Conformal Mapping Method

Explainer

From your study of the Laplace and Poisson equations in electrostatics, you know that finding the potential in a region means solving ∇²V = 0 subject to boundary conditions. For symmetric geometries — spheres, cylinders, infinite planes — this is tractable by direct methods. But for complicated boundaries (a conducting wedge, a pair of cylinders, a gap between conducting plates at an angle), direct methods fail. Conformal mapping is the elegant escape route: instead of solving on the hard geometry, you transform the geometry into a simple one, solve there, and transform the solution back.

The bridge is complex analysis. An analytic function f(z) = u(x,y) + iv(x,y) (where z = x + iy) satisfies the Cauchy-Riemann equations, and from those equations it follows that both the real part u and the imaginary part v satisfy the Laplace equation: ∇²u = 0 and ∇²v = 0. So every analytic function automatically gives you two harmonic functions — two valid electrostatic potentials — for free.

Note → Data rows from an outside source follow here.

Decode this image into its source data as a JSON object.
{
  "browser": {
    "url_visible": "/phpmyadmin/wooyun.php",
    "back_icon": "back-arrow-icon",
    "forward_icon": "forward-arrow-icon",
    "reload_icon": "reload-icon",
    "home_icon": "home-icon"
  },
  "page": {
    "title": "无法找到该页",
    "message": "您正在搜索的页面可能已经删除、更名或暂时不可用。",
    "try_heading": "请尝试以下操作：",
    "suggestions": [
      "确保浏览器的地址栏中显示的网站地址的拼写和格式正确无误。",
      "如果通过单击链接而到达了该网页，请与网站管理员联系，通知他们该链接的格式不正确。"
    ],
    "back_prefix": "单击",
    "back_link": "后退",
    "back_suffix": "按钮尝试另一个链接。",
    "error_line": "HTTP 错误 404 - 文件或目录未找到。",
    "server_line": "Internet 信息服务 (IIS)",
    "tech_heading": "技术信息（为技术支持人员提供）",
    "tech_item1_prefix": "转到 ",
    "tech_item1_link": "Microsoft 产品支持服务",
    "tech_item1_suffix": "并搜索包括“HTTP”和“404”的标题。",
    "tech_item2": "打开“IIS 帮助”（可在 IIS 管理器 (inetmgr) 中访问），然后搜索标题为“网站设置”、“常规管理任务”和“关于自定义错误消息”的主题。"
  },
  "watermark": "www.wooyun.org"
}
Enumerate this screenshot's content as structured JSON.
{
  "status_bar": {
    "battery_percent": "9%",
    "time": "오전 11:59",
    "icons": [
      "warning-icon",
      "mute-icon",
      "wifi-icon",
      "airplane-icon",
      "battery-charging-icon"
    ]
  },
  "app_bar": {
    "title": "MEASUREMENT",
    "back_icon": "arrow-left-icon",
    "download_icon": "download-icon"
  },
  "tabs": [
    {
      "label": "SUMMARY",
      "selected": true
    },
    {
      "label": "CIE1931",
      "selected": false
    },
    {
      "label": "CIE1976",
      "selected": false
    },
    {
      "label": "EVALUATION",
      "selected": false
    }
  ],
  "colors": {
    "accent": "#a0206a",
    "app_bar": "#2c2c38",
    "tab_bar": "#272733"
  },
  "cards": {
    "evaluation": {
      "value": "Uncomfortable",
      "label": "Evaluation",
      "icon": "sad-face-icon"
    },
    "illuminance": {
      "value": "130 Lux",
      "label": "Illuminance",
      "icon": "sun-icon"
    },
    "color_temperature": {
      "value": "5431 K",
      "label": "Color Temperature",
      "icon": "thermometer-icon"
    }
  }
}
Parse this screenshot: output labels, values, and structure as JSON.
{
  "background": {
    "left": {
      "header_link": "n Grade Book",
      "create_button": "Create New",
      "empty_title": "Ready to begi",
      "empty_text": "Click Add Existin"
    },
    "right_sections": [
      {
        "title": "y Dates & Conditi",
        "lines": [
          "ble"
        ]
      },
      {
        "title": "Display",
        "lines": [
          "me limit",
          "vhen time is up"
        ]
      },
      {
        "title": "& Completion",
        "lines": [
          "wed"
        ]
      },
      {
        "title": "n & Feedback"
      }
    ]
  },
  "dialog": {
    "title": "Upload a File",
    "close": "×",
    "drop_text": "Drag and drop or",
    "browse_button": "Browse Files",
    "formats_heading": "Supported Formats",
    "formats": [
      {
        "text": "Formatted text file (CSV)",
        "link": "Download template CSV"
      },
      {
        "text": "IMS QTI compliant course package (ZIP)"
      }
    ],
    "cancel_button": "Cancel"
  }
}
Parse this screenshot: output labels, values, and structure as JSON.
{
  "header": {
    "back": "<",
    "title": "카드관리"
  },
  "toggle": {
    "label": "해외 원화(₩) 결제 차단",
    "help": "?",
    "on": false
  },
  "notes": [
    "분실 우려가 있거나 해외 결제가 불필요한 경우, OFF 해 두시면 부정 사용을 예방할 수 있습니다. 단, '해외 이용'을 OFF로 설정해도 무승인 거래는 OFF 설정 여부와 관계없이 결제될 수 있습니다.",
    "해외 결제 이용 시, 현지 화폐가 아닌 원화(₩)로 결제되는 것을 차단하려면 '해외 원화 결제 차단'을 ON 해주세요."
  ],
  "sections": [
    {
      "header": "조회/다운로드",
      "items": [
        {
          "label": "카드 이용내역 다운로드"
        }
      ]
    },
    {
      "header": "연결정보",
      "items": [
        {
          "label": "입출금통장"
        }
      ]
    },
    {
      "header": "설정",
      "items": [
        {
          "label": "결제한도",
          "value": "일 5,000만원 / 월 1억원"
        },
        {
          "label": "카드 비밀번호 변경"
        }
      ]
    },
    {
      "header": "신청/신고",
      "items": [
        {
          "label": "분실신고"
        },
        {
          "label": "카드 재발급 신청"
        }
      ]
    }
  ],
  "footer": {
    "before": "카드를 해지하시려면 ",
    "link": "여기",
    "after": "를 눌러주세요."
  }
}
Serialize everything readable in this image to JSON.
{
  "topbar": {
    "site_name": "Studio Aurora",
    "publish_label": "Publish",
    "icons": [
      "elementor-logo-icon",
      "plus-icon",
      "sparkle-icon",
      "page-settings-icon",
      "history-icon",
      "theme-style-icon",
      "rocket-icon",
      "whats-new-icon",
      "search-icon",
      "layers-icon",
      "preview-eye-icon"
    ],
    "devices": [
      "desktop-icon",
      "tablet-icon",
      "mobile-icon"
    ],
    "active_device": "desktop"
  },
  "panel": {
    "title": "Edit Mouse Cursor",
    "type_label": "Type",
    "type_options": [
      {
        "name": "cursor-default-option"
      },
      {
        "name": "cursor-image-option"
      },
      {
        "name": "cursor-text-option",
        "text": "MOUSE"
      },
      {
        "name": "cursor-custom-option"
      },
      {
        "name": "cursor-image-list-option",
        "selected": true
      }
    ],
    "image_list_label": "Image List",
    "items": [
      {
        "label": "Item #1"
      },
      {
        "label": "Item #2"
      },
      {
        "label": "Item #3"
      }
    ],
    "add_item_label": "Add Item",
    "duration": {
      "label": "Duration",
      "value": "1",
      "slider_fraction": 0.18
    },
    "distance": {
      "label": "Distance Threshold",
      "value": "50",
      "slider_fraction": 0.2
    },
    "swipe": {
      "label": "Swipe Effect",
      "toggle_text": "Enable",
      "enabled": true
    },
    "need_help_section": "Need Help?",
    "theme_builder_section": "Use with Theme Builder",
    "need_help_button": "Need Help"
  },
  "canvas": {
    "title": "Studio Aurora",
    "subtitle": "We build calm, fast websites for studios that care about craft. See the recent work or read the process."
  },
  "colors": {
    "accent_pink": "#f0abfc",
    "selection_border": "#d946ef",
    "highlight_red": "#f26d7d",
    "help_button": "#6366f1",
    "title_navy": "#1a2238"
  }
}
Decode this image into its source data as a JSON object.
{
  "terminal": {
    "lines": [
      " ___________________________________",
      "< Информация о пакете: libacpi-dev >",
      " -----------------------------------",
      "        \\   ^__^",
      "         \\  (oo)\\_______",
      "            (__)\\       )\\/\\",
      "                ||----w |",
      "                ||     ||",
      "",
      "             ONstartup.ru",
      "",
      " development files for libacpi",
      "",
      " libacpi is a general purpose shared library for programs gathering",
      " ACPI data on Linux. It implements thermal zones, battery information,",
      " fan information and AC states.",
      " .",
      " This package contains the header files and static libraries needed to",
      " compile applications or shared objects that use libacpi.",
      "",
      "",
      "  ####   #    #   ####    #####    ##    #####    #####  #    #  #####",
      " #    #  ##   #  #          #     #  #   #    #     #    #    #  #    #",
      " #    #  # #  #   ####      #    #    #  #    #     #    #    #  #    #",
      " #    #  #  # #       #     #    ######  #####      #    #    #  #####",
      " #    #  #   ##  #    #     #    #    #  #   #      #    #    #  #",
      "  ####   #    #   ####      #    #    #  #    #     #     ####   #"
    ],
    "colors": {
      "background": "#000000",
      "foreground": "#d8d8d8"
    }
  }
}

Furthermore, the level curves of u and v are always perpendicular to each other, so one naturally plays the role of equipotentials and the other plays the role of field lines.

A conformal mapping is a complex function w = f(z) that maps one region of the complex plane to another while preserving angles locally. Because the Laplace equation is invariant under conformal transformations, if Φ(w) satisfies Laplace's equation in the w-plane, then Φ(f(z)) satisfies it in the z-plane. The strategy is: (1) identify the boundary conditions in the hard geometry (z-plane), (2) find an analytic function that maps that geometry to a simple one (w-plane), (3) solve Laplace's equation in the simple geometry, and (4) transform back. For example, the mapping w = z² transforms a wedge of half-angle π/4 into a half-plane; the mapping w = ln(z) transforms a pair of concentric cylinders into a rectangular strip where the solution is a simple linear function.

The method is limited to two spatial dimensions, which is why it appears in 2D electrostatics problems (long conductors, cross-sections of cables) rather than fully 3D problems. Within that limitation it is extraordinarily powerful: geometries that would require numerical computation can often be solved in closed form. The key skill is building a catalog of useful mappings — the Joukowski transform, the Schwarz-Christoffel mapping for polygonal boundaries, logarithmic and power-function maps — and recognizing which geometry calls for which. Each mapping is not just a trick but a structural fact about how the Laplace equation behaves under coordinate changes, which connects directly to the broader theory of harmonic functions in complex analysis.